Jakarta (ANTARA News) - Badan Meteorologi, Klimatologi dan Geofisika (BMKG) melakukan penguatan pertukaran informasi iklim dan cuaca di antara negara-negara Asia Tenggara guna mengantisipasi bencana-bencana yang dapat ditimbulkan oleh perubahan suhu permukaan bumi di kawasan, seperti badai topan (siklon tropis).

"Kita menuju penyatuan seluruh sistem pengamatan lewat radar dan satelit baik itu nasional, regional maupun global. Kita mulai dari Asia Tenggara.

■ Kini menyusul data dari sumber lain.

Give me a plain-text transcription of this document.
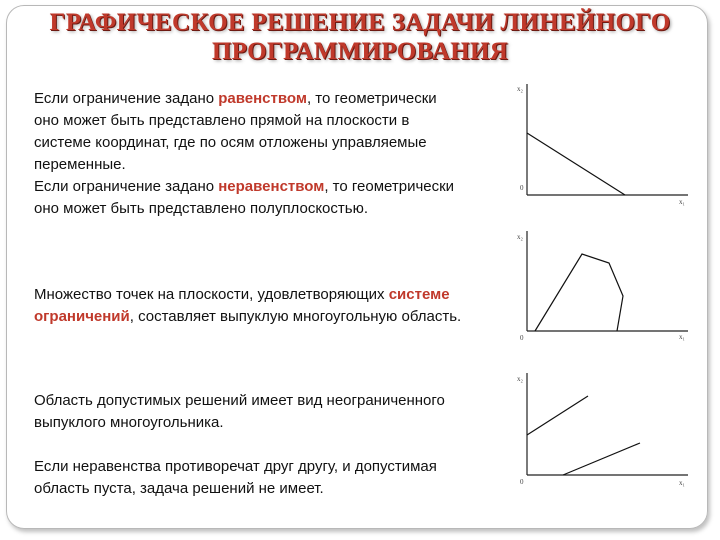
ГРАФИЧЕСКОЕ РЕШЕНИЕ ЗАДАЧИ ЛИНЕЙНОГО
ПРОГРАММИРОВАНИЯ

Если ограничение задано равенством, то геометрически оно может быть представлено прямой на плоскости в системе координат, где по осям отложены управляемые переменные.
Если ограничение задано неравенством, то геометрически оно может быть представлено полуплоскостью.

Множество точек на плоскости, удовлетворяющих системе ограничений, составляет выпуклую многоугольную область.

Область допустимых решений имеет вид неограниченного выпуклого многоугольника.

Если неравенства противоречат друг другу, и допустимая область пуста, задача решений не имеет.

x₂
x₁
0
x₂
x₁
0
x₂
x₁
0
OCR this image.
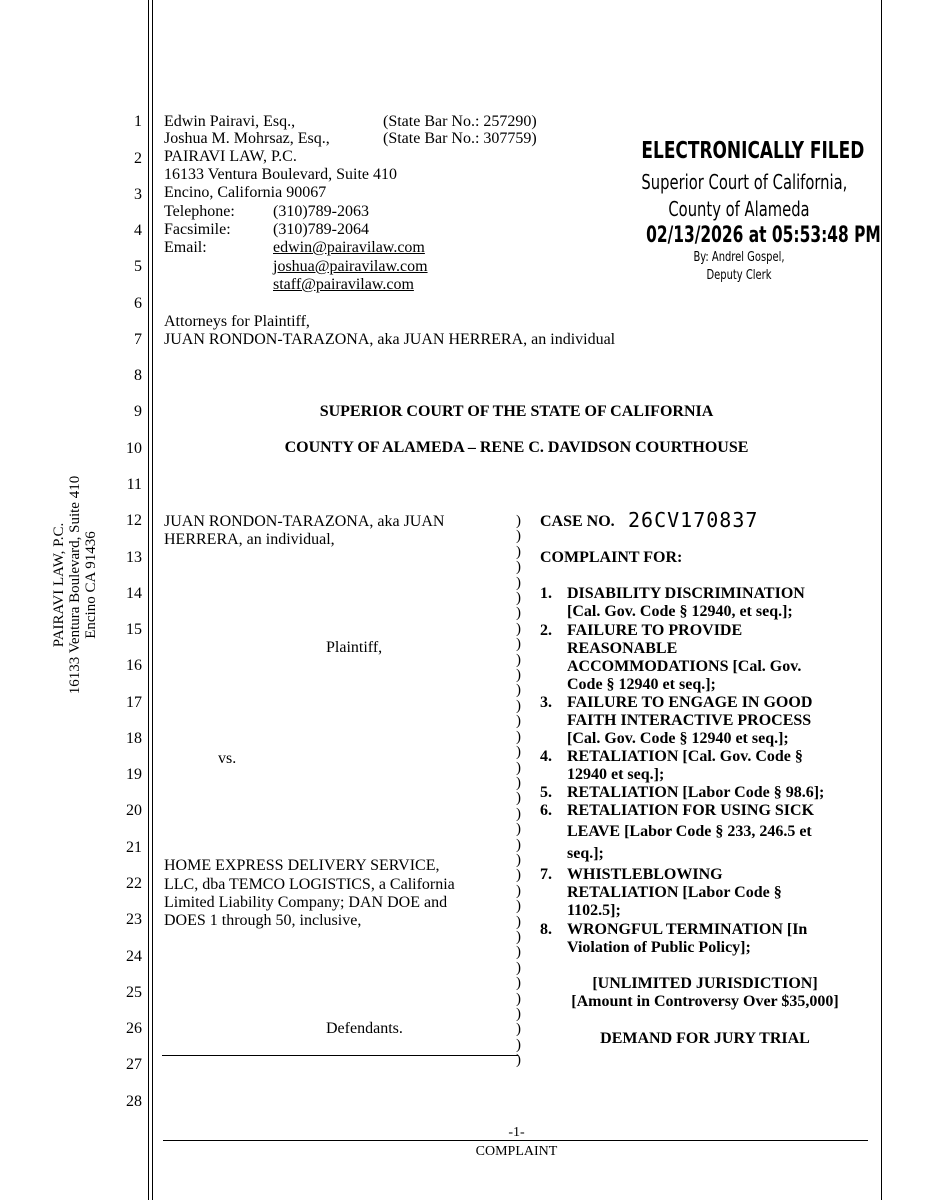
1
2
3
4
5
6
7
8
9
10
11
12
13
14
15
16
17
18
19
20
21
22
23
24
25
26
27
28
PAIRAVI LAW, P.C. 16133 Ventura Boulevard, Suite 410 Encino CA 91436
Edwin Pairavi, Esq.,	(State Bar No.: 257290)
Joshua M. Mohrsaz, Esq.,	(State Bar No.: 307759)
PAIRAVI LAW, P.C.
16133 Ventura Boulevard, Suite 410
Encino, California 90067
Telephone: (310)789-2063
Facsimile:	(310)789-2064
Email:	edwin@pairavilaw.com
joshua@pairavilaw.com
staff@pairavilaw.com
Attorneys for Plaintiff,
JUAN RONDON-TARAZONA, aka JUAN HERRERA, an individual
ELECTRONICALLY FILED
Superior Court of California,
County of Alameda
02/13/2026 at 05:53:48 PM
By: Andrel Gospel,
Deputy Clerk
SUPERIOR COURT OF THE STATE OF CALIFORNIA
COUNTY OF ALAMEDA – RENE C. DAVIDSON COURTHOUSE
JUAN RONDON-TARAZONA, aka JUAN
HERRERA, an individual,
Plaintiff,
vs.
HOME EXPRESS DELIVERY SERVICE,
LLC, dba TEMCO LOGISTICS, a California
Limited Liability Company; DAN DOE and
DOES 1 through 50, inclusive,
Defendants.
)
)
)
)
)
)
)
)
)
)
)
)
)
)
)
)
)
)
)
)
)
)
)
)
)
)
)
)
)
)
)
)
)
)
)
)
CASE NO. 26CV170837
COMPLAINT FOR:
1. DISABILITY DISCRIMINATION
[Cal. Gov. Code § 12940, et seq.];
2. FAILURE TO PROVIDE
REASONABLE
ACCOMMODATIONS [Cal. Gov.
Code § 12940 et seq.];
3. FAILURE TO ENGAGE IN GOOD
FAITH INTERACTIVE PROCESS
[Cal. Gov. Code § 12940 et seq.];
4. RETALIATION [Cal. Gov. Code §
12940 et seq.];
5. RETALIATION [Labor Code § 98.6];
6. RETALIATION FOR USING SICK
LEAVE [Labor Code § 233, 246.5 et
seq.];
7. WHISTLEBLOWING
RETALIATION [Labor Code §
1102.5];
8. WRONGFUL TERMINATION [In
Violation of Public Policy];
[UNLIMITED JURISDICTION]
[Amount in Controversy Over $35,000]
DEMAND FOR JURY TRIAL
-1-
COMPLAINT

Dengan penguatan ini misalnya ada bayi siklon tropis di Filipina, maka banyak negara di kawasan termasuk Indonesia secara cepat akan dapat mengantisipasinya," kata Kepala BMKG Andi Eka Sakya di sela acara Lokakarya Sistem Operasi Terpadu Badan Meteorologi Dunia (WIGOS) untuk Pengurangan Risiko Bencana di kantornya, Kemayoran, Jakarta Pusat, Senin.

Penguatan kerja sama di kawasan Asia Tenggara ini akan diawali dengan peningkatan proses pertukaran informasi iklim dan cuaca di antara negara-negara ASEAN. Dengan kerja sama ini nantinya akan memperkuat basis data mengenai informasi meteorologi dan klimatologi di kawasan. Basis data ini ditujukan untuk memperkuat pengurangan risiko bencana di negara-negara Asia Tenggara.

Andi mengatakan pertukaran informasi sendiri sejatinya telah ada. Kendati demikian, kriteria informasi yang dipertukarkan perlu diperbanyak.

"Kita sudah melakukan tukar-menukar informasi karena itu merupakan bagian dari kewajiban di tingkat dunia. Namun seiring kebutuhan, data yang diperlukan semakin banyak. Dulu ada data tentang temperatur, radiasi matahari, arah dan kecepatan angin, tekanan udara, kelembaban udara dan curah hujan. Sekarang perlu penambahan seperti data pencitraan satelit dan radar misalnya berkaitan dengan gerakan awan di kawasan dan beberapa unsur lainnya yang ditujukan untuk pengurangan risiko bencana," kata dia.

Lebih lanjut ia mengatakan, data meteorologi penginderaan jarak jauh seperti dari radar dan satelit digunakan untuk mendukung pengurangan risiko bencana.

Salah satu upaya pertukaran informasi yang sedang dilakukan BMKG, kata Andi, seperti dengan Lokakarya WIGOS. Lewat Workshop ini akan dibangun kesamaan pemahaman tentang kebutuhan data dan pengamatan di Asia Tenggara yang bercirikan wilayah konvektif yang kuat. Wilayah konvektif biasanya memiliki ciri perubahan suhu yang berubah-ubah lantaran kawasan daratan yang dikelilingi lautan. Perubahan temperatur ini memiliki peran besar dalam menciptakan siklon tropis.

"Dengan karakteristik iklim yang sama, negara-negara Asia Tenggara memiliki problem hidrometeorological yang sama. Bencana berbasis hidrometerologi ini seperti banjir, angin puting beliung, badai tropis, kekeringan atau elnino. Maka dengan WIGOS ini kita dapat bertukar informasi di antara negara di kawasan yang muaranya untuk pengurangan risiko bencana," katanya.

Andi mengharapkan pertukaran informasi cuaca dan iklim di kawasan Asia Tenggara akan lebih intensif. Namun dalam prosesnya, negara-negara di kawasan perlu menyepakati terlebih dahulu mengenai kebijakan-kebijakan pertukaran informasi. Targetnya, kerja sama di antara negara-negara Asia Tenggara mengalami perkembangan nyata sebelum Kongres Organisasi Meteorologi Dunia (WMO) ke-18 pada 2019.

"Upaya menuju pertukaran informasi ini memiliki banyak tahapan. WIGOS ini adalah alat tapi belum bicara pada peraturan yang perlu disepakati bersama. Apakah pertukaran data ini bisa disepakati oleh masing-masing negara, kemudian bagaimana kita letakkan data itu agar terbaca oleh semua lapisan masyarakat dan juga oleh kita. Lalu ada prosedur peraturan bagaimana komitmen kita terhadap data itu. Ada banyak hal yang perlu disepakati. Nah inilah yang akan kita ketahui dan lewat workshop WIGOS ini akan menjadi pembuka jalan," kata dia.